Kathryn Bigelow, director of Detroit, with actor Will Poulter
Some have found it problematic that a film directed by a white woman and scripted by a white man (Mark Boal, who wrote Bigelow's last two films) spends so much time showing black men cowering beneath figures of white establishment power.
But Detroit is carefully researched and (where research failed) believably imagined, with a keen sense of the ironies and stumbling blocks inherent in bearing witness. And the film's third act – when, after the incident, confessions are stymied and testimonies rubbished – deliberately draws attention to Bigelow's own act of bearing witness, inviting analysis and evaluation.
That's not to say that Detroit isn't problematic; rather, that its problems stem less from who its director is (white, privileged, not from Detroit) and more from what kind of films she likes to make.
As her career progresses, Bigelow steps further into historical fact while keeping one foot in the pulpy action-thriller territory where she learnt her trade.
Her earlier films are wild, over-the-top fantasies. Popcorn movies don't get much more savvy or efficient. Near Dark (1987) is a bloody and fun 'vampire western', and Point Break (1991) is a cult thriller about an FBI agent (Keanu Reeves) who learns surfing in order to infiltrate a gang of beach-bum bank robbers led by Patrick Swayze (yes, really).
Both films are as ludicrous-yet-charming as they sound, and they make no claims to be anything other than works of the imagination.

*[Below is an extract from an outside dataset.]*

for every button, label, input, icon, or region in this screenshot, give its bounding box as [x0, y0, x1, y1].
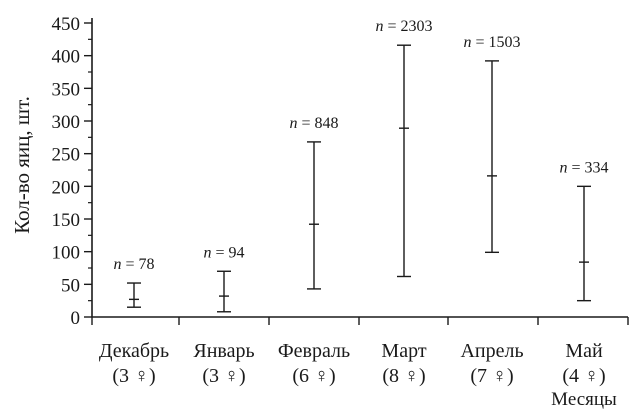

But Bigelow's later films have seen her high-octane style given increasingly serious contexts.
The Hurt Locker (2008), the film that netted her the Oscars for Best Picture and Best Director – she remains the only female director to have won the awards – is a perfect mix of nervy fun (the protagonist is a bomb disposal expert) and sober representation of a historical moment (it's set during the Iraq War). Zero Dark Thirty (2012), Bigelow's film about the CIA's hunt for Osama bin Laden, doesn't find the balance so easily: its genre trappings sit uncomfortably with the scenes of 'enhanced interrogation' (the torture of terrorist suspects).
Will Poulter and Anthony Mackie in Detroit
Detroit is similarly an uncomfortable watch. It attempts to vividly realise a historical moment, and it functions as an act of memorial for those who lost their lives. Like Bigelow's early films, it's utterly edge-of-the-seat; like Zero Dark Thirty, this edge-of-the-seat quality jars with a complex political subject.
While watching Detroit, the audience is moved, shocked, and unsettled – but it's also seriously entertained. The tension is kept incredibly high throughout. Detroit does what any good thriller does: it hooks its audience, then keeps them in a state of exquisitely unbearable anticipation for most of its running time.
But a good thriller isn't necessarily what Detroit needed to be. It's hard to shake the feeling of dissonance between the essentially pleasurable experience of watching Bigelow's movie and the agonising experience of those who suffered in the Algiers Hotel.